1) If you’re doing jobs that require working from home, set yourself a time scale for work. If you just sit down at your computer and start, you’ll never get things done (or at least I won’t – I get distracted if I’m not specifically focussed on one job).
This has dawned on me recently. I’ve had a load of stuff to do online for gig promotion (go to these gigs by the way) including stuff on some social networking sites and forums. Ass you can imagine, I get distracted by this easily, especially as they’re sites I regularly visit anyway. Since I started being more focussed, though, I’ve set myself maybe an hour or two do do a few tasks, and I’ve not allowed myself to stray from that specific area until the time is over. Then I give myself a bit of a break, but not too long. I’ve gotten two or three times as much stuff done recently because of this.
2) Email is a great tool, but it can massively decrease productivity.
I only have the one email address right now. Everything goes into it: work emails, personal emails, newsletters, forum subscriptions, notifications, everything. Sometimes really important stuff gets lost in the noise, and you end up spending so much time sorting through it you spend less time working.
Using Gmail’s stars and filters is helping me a lot, but I’m still considering setting up some completely separate addresses for other things. One for work, one for personal, and one for newsletters, forums, social networking, etc. I’m trying to decide if this will mean me spending more time signing in/out, checking 3 different accounts, but maybe if I start using something like Outlook instead of webmail, then I’ll be able to do this easily.
2b) Email on the move
I thought having an iPhone was great, allowing me to check my email on the move so I could get stuff done while I was on the train, etc. Instead I’ve found that I miss important things now. Because I’m using IMAP on my phone, and there doesn’t seem to be a way to set things as unread, if I check my email and there’s something that I can’t immediately act on, it sits in my inbox until I’m next at a computer, and then gets missed because it isn’t unread. This is exacerbated by the email noise mentioned before, so now I’m resisting the urge to check my mail in bed before I get up, and while I’m out and about.

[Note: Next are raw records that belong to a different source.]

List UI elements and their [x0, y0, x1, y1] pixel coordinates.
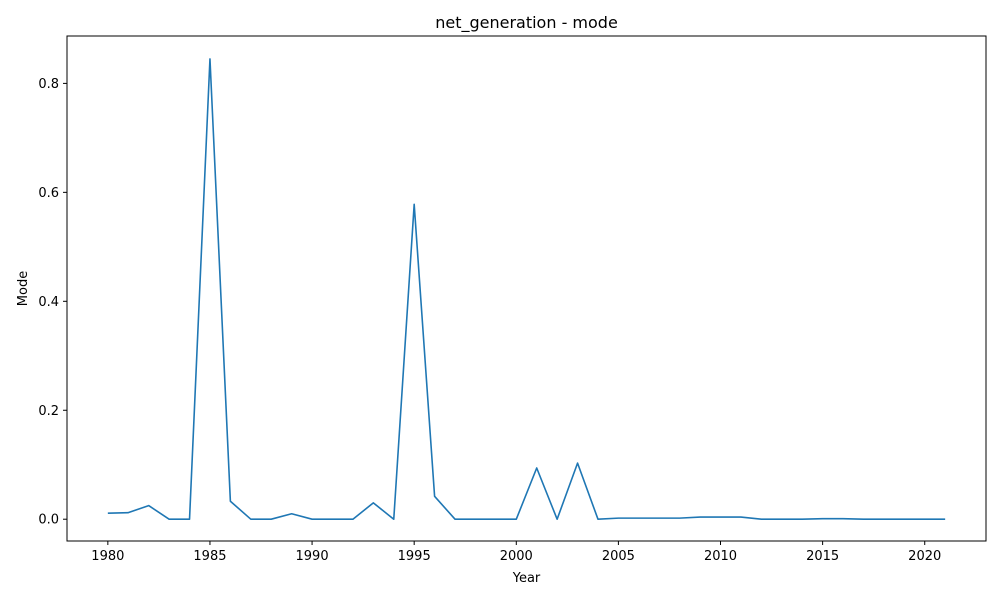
data-point	[697, 514, 703, 520]
data-point	[268, 516, 274, 522]
y-tick-label: 0.0	[38, 513, 59, 528]
x-tick-label: 1990	[296, 549, 329, 564]
data-point	[636, 515, 642, 521]
x-tick-label: 1980	[91, 549, 124, 564]
x-axis: 1980 1985 1990 1995 2000 2005 2010 2015 2020	[91, 541, 941, 564]
data-point	[677, 515, 683, 521]
data-point	[350, 516, 356, 522]
x-tick-label: 2010	[704, 549, 737, 564]
data-point	[248, 516, 254, 522]
x-tick-label: 1995	[398, 549, 431, 564]
x-tick-label: 2020	[908, 549, 941, 564]
data-point	[289, 511, 295, 517]
data-point	[718, 514, 724, 520]
data-point	[411, 201, 417, 207]
x-tick-label: 1985	[193, 549, 226, 564]
data-point	[370, 500, 376, 506]
y-tick-label: 0.2	[38, 404, 59, 419]
data-point	[942, 516, 948, 522]
series-layer	[105, 56, 948, 522]
y-tick-label: 0.4	[38, 295, 59, 310]
data-point	[187, 516, 193, 522]
data-point	[595, 516, 601, 522]
data-point	[534, 465, 540, 471]
data-point	[554, 516, 560, 522]
data-point	[513, 516, 519, 522]
data-point	[881, 516, 887, 522]
x-tick-label: 2000	[500, 549, 533, 564]
data-point	[656, 515, 662, 521]
data-point	[493, 516, 499, 522]
data-point	[207, 56, 213, 62]
data-point	[615, 515, 621, 521]
data-point	[840, 516, 846, 522]
y-axis: 0.0 0.2 0.4 0.6 0.8	[38, 77, 67, 528]
data-point	[779, 516, 785, 522]
x-tick-label: 2015	[806, 549, 839, 564]
y-tick-label: 0.8	[38, 77, 59, 92]
data-point	[472, 516, 478, 522]
y-tick-label: 0.6	[38, 186, 59, 201]
data-point	[860, 516, 866, 522]
chart-title: net_generation - mode	[435, 13, 618, 33]
data-point	[432, 493, 438, 499]
data-point	[146, 503, 152, 509]
series-line	[107, 58, 946, 521]
data-point	[758, 516, 764, 522]
data-point	[901, 516, 907, 522]
data-point	[738, 514, 744, 520]
data-point	[575, 460, 581, 466]
data-point	[125, 510, 131, 516]
data-point	[227, 498, 233, 504]
data-point	[329, 516, 335, 522]
data-point	[391, 516, 397, 522]
data-point	[799, 516, 805, 522]
data-point	[166, 516, 172, 522]
data-point	[922, 516, 928, 522]
data-point	[820, 516, 826, 522]
x-axis-label: Year	[512, 571, 541, 586]
data-point	[105, 510, 111, 516]
y-axis-label: Mode	[16, 271, 31, 306]
data-point	[452, 516, 458, 522]
data-point	[309, 516, 315, 522]
plot-area-frame	[66, 35, 987, 542]
x-tick-label: 2005	[602, 549, 635, 564]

3) You need personal downtime
This is the most important one for me at the minute. Working nonstop and then spending the rest of my time visiting friends, my girlfriend, and trying to cram in even more work just isn’t working anymore. I got so burnt out last week that I was working incredibly slowly. However, when I finally got a proper night’s sleep, and then spent some “me time” washing my car and playing my Xbox, I got much more relaxed, and was able to catch up on my massive todo list (incidentally, Gmail tasks is great for this).